Le rapport langue-pensée au cœur de la
pédagogie républicaine et des sciences humaines au tournant du XIXe et du XXe siècle.
Le langage de l'enfant, le langage de l'écolier, de l'enfant du peuple, fait l'objet d'observations à la fois patientes et passionnées à la fin du XIXe siècle et toutes ces observations sont résumées dans l'expression qui devient courante alors de « vie du langage ». Quelque chose là ne se laisse pas dire, sinon par métaphore.

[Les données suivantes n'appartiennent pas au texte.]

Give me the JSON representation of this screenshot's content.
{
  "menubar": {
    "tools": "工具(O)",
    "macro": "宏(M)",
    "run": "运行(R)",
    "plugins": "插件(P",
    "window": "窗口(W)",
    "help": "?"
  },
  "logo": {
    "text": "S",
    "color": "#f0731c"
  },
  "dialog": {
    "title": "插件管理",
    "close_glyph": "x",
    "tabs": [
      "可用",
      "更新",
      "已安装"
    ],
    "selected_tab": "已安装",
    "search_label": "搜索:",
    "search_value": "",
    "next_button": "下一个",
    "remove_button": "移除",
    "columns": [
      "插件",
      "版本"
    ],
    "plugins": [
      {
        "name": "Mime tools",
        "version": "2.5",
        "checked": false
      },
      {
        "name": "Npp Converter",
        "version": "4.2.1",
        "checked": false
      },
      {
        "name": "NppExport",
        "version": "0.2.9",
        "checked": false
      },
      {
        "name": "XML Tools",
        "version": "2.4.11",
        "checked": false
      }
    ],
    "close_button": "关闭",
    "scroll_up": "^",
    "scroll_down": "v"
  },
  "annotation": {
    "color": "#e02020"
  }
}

Qu'entend-on par « vie du langage » ? La référence au puissant paradigme de la vie est fort à la mode car l'évolutionnisme spencérien, puis darwinien, a pris le pouvoir sur toutes les sciences dans la deuxième moitié du siècle. Pour autant, la vie en question n'est qu'une métaphore : il ne s'agit pas, en France du moins, d'appliquer littéralement au langage les caractéristiques des êtres vivants. Ce mode d'expression signale l'émergence d'une vision nouvelle des rapports entre langue et pensée, qui bouleverse les cadres classiques de la question. Il se découvre, dans le babillage de l'enfant, comme dans le langage automatique des fous, ou bien encore dans la misère linguistique du peuple, une insubordination de la langue à la pensée. Les gens ne pensent pas ce qu'ils disent, ils parlent sans penser ou pensent sans parler. En réalité, et en dépit de toutes les illusions qu'ils entretiennent à ce sujet, leur langue est assez rarement ajustée à leurs idées, elle les devance ou les ignore, elle « vit » à sa façon.
Comment dès lors arriver à une langue « juste » ? Comment éduquer le peuple, l'enfant du peuple, de manière à ce qu'il puisse maîtriser sa pensée ? Telle est la question centrale de la pédagogie républicaine qui travaille, au tournant du XIXe et du XXe siècle, en étroite relation avec les sciences humaines naissantes.
Sophie Statius, ancienne élève de l'ENS Fontenay, agrégée de Lettres modernes et docteure en sciences du langage et en sciences de l'éducation, est professeur de lettres à l'Université de Franche-Comté (IUFM, école interne de l'Université).